“Furore”: quando il populismo era ancora una chimera

martedì 26 novembre 2019


“Dust”, come l’Umanità in polvere. Furore ovvero I Frutti dell’Ira (The Grapes Of Wrath), capolavoro di John Steinbeck pubblicato nel 1939 in cui si racconta con una prosa tanto essenziale quanto sconvolgente il dramma di centinaia di migliaia di coloni con le famiglie al seguito, che abbandonarono il Midwest e l’Oklahoma colpiti da una terribile siccità e dalle conseguenti tempeste di sabbia (Dust Bowl).
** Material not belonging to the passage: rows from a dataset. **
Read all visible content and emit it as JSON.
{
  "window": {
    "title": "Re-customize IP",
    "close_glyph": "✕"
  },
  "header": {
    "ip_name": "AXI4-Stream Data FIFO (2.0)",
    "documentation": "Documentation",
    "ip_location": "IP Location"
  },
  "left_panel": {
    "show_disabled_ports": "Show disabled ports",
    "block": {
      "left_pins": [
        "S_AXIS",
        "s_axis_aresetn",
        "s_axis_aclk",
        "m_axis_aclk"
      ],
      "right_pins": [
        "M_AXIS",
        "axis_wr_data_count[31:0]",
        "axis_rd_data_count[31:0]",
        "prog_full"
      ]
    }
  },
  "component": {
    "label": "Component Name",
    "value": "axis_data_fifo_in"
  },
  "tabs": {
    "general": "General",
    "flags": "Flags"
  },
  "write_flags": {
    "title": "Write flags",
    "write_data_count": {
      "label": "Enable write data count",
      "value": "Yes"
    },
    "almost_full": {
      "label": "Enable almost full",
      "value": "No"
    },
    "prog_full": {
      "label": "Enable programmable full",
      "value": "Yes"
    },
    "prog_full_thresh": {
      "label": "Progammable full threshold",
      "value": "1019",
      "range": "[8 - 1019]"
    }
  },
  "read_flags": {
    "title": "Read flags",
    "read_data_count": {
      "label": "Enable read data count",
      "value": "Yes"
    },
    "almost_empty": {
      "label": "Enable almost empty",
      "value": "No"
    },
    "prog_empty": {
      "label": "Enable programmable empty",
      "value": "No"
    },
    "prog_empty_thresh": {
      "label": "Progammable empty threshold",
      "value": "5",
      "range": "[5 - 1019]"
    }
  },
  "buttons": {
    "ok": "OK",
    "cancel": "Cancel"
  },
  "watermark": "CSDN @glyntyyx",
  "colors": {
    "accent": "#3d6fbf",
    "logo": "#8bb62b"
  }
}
Allora, un esercito di contadini ridotti in condizioni di povertà estrema a causa dei raccolti andati distrutti fu obbligato a un esodo epocale in condizioni inenarrabili lungo la “Route 66” che porta in California.

Massimo Popolizio, in un reading memorabile, in scena al Teatro India di Roma fino al 1° dicembre, dà voce e grande pathos a quella che fu una delle più strazianti ricadute della Grande Depressione seguita al crollo di Wall Street del 1929. Sullo schermo scorrono in contemporanea bellissime immagini struggenti dell’archivio fotografico dell’epoca con le loro carovane di straccioni, con volti di bambini tristi, affamati e laceri costretti a vivere in ripari di fortuna lungo i fossi irrigui e le rive fangose dei torrenti. Il racconto prende le mosse da un resoconto di viaggio che fece lo stesso Steinbeck visitando in California i campi dei baraccati. Quello che ne deriva è una storia molto più simile a ciò che si vede oggi nelle immense baraccopoli delle megalopoli africane e asiatiche, in cui le condizioni di vita e la mortalità infantile per malattie e denutrizione sono ancora altamente drammatiche.
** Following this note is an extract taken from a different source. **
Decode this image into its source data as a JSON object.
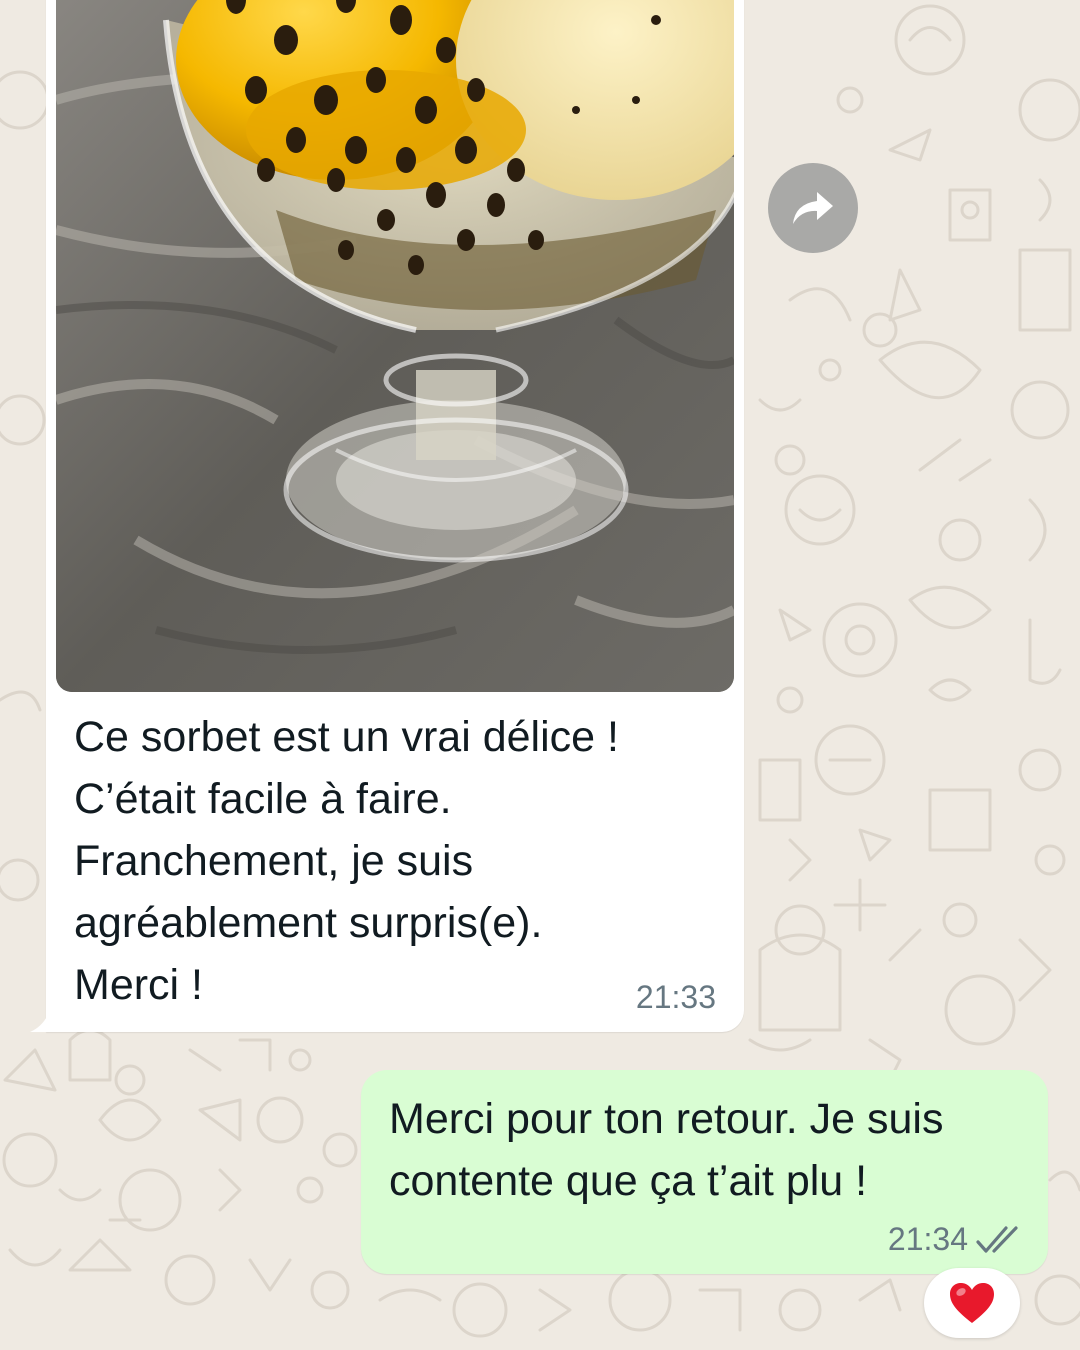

Ci si chiede come sia stato possibile tutto questo. Con quale cinismo si sono lasciate letteralmente marcire centinaia di migliaia di persone nel Paese del benessere e del sogno americano? Com’è possibile che migliaia di bambini siano stati lasciati morire di dissenteria, malattie esantematiche e denutrizione, lasciandoli vegetare persino nei loro escrementi? Cito in merito il passo relativo di Steinbeck che fa riferimento alle abominevoli condizioni di vita in cui trovava una coppia di contadini con i suoi tre figli: “I bambini non vanno nemmeno più a fare i bisogni nel vicino boschetto di salici (utilizzato come latrina a cielo aperto da una comunità improvvisata e stracciona di centinaia di disperati, ndr). Semplicemente si piegano sulle gambe per defecare ovunque si trovino. Il padre è vagamente cosciente del fatto che la fanghiglia ai bordi del ruscello sia una coltura di parassiti. Sa che i suoi figli ne verranno contaminati camminando a piedi nudi. Ma lui non ha più né la volontà, né l’energia per resistere. Troppe cose gli sono successe”. Furore è anche e soprattutto un tremendo J’Accuse alla società capitalista dell’epoca, al rapporto squilibrato uomo-macchina dove è esclusivamente il profitto a dettar legge a costo di ridurre sul lastrico milioni di ex lavoratori della terra, con l’avvento del trattore e la creazione dei grandi latifondi che costringono all’esodo biblico mezzadri e contadini. E quel che è peggio è che questi americani a tutti gli effetti vengono trattati e scacciati come lebbrosi da altri americani, in tutto e per tutto uguali a loro per diritti di cittadinanza!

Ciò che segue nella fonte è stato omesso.